TxA2 (thromboxane) f(x)?
Vasoconstriction, PLT aggregation. TAXIS go in constricted and aggregate areas.
PGI2 f(x)? (prostacyclin)
Vasodilation, inhibition of PLT aggregation
T-cell maturation
In the thymus. Subcapsular zone - “double negative”. Cortex becomes “double positive” (alphabetaTCR+, CD3+, CD4+, CD8+). Positive selection w/ Cortical epithelial cells to ensure sufficient recognition of its own MHCI and MHC II. Now differentiated to to become single positive CD4 or CD8. Then negative selection by medullary epithelial and dendritic cells to make sure not overly sensitive to self.
Lymph node medulla?
Consists of medullar cords (close packed lymphocytes and plasma cells) and medullary sinuses. Macrophages and reticular cells.
Lymph node paracortex?
Houses T-cells. Where T and B cells enter from blood. diGeorge underdeveloped. T cells are ParaTroopers.
Para-aortic lymph nodes drain what?
Testes, ovaries, kidneys, uterus
GI lymph node drainage system?
Celiac for liver, stomach, spleen, pancreas, upper duodenum. Sup. mesenteric for lower duodenum, jejunum, ileum, colon to splenic flexure. Inf. mesenteric for colon from splenic flexure to rectus. Internal iliac for lower rectum to anal canal (above pectinate), bladder, vaginal, prostate.
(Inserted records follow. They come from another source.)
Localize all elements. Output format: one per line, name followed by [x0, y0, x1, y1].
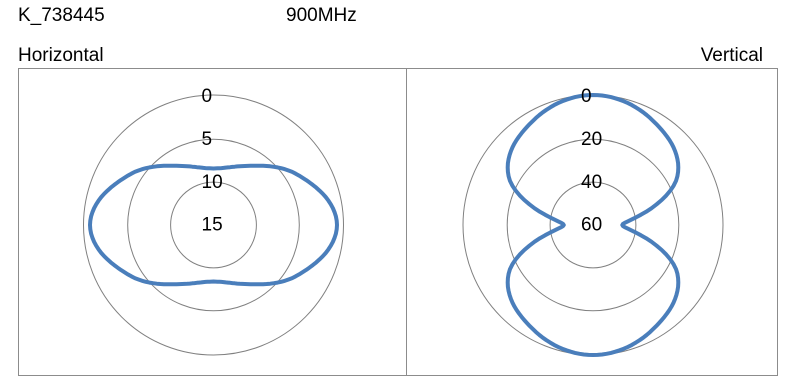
vertical-chart-frame: 0 20 40 60: [406, 68, 778, 376]
vertical-ring: [506, 138, 680, 312]
vertical-polar-chart: 0 20 40 60: [462, 86, 724, 357]
frequency-label: 900MHz: [286, 5, 357, 26]
horizontal-ring: [170, 181, 257, 269]
horizontal-label: Horizontal: [18, 45, 104, 66]
vertical-tick-label: 60: [581, 215, 602, 236]
vertical-tick-label: 0: [581, 86, 592, 107]
vertical-tick-label: 20: [581, 129, 602, 150]
horizontal-chart-frame: 0 5 10 15: [18, 68, 407, 376]
horizontal-polar-chart: 0 5 10 15: [83, 86, 344, 356]
horizontal-tick-label: 5: [202, 129, 213, 150]
vertical-tick-label: 40: [581, 172, 602, 193]
horizontal-ring: [83, 94, 344, 356]
horizontal-series-line: [88, 163, 339, 287]
horizontal-tick-label: 10: [202, 172, 223, 193]
horizontal-tick-label: 0: [202, 86, 213, 107]
vertical-series-line: [505, 93, 681, 357]
horizontal-tick-label: 15: [202, 215, 223, 236]
vertical-label: Vertical: [700, 45, 763, 66]
model-label: K_738445: [18, 5, 105, 26]
horizontal-ring: [127, 138, 300, 312]
vertical-ring: [549, 181, 637, 269]
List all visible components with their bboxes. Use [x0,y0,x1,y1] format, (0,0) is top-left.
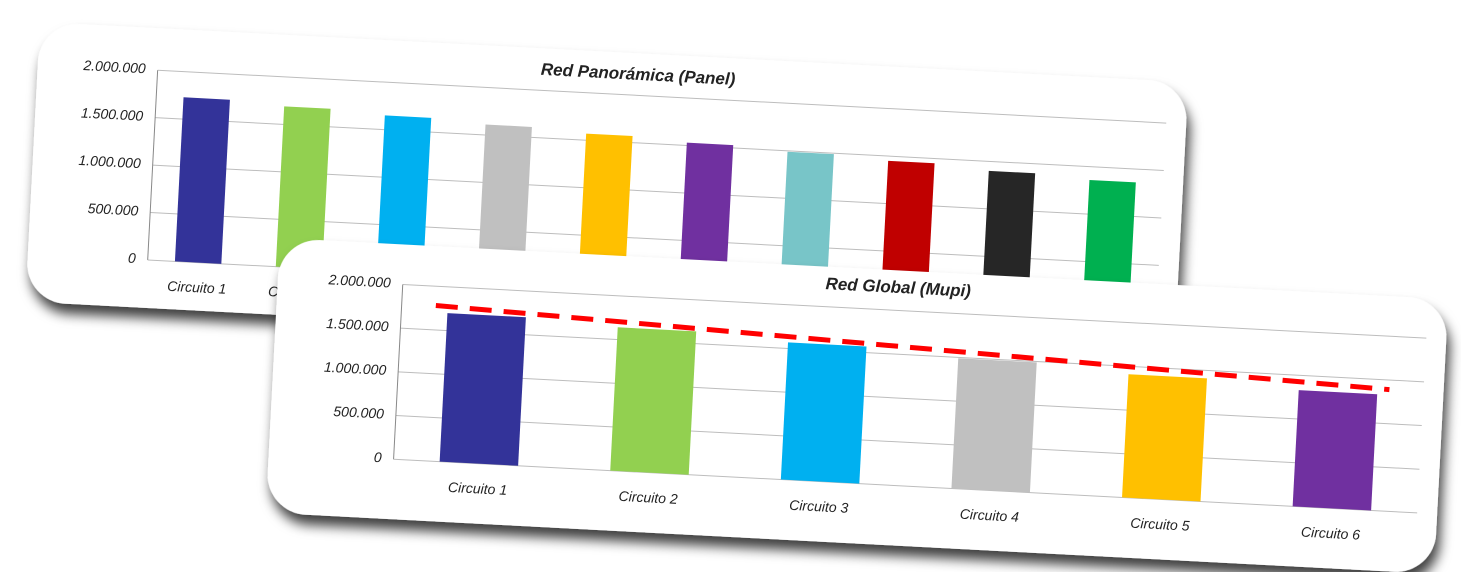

Spleen dysfunction pathogenesis
Decreased IgM -> decreased complement activation -> decreased C3b opsonization -> inc. susceptibility to encapsulated organisms (SHiNE SKiS).
MHC I and MHC II bind to what receptors?
Tee Receiving Option #1 AND 2 = OCHO-CUATRO. 1 binds to TCR and CD8+. II binds to TCR and CD4+.
MHC I subtypes associated with disease?
HLA B27 = Seronegatives (Psoriatic arthritis, Ankylosing spondylitis, IBD, Reactive arthritis). HLA A3 - hemochromatosis.
MHC II subtypes?
DQ2/DQ8 - No Dairy Queen for Celiacs. DR4 = RA, DMI.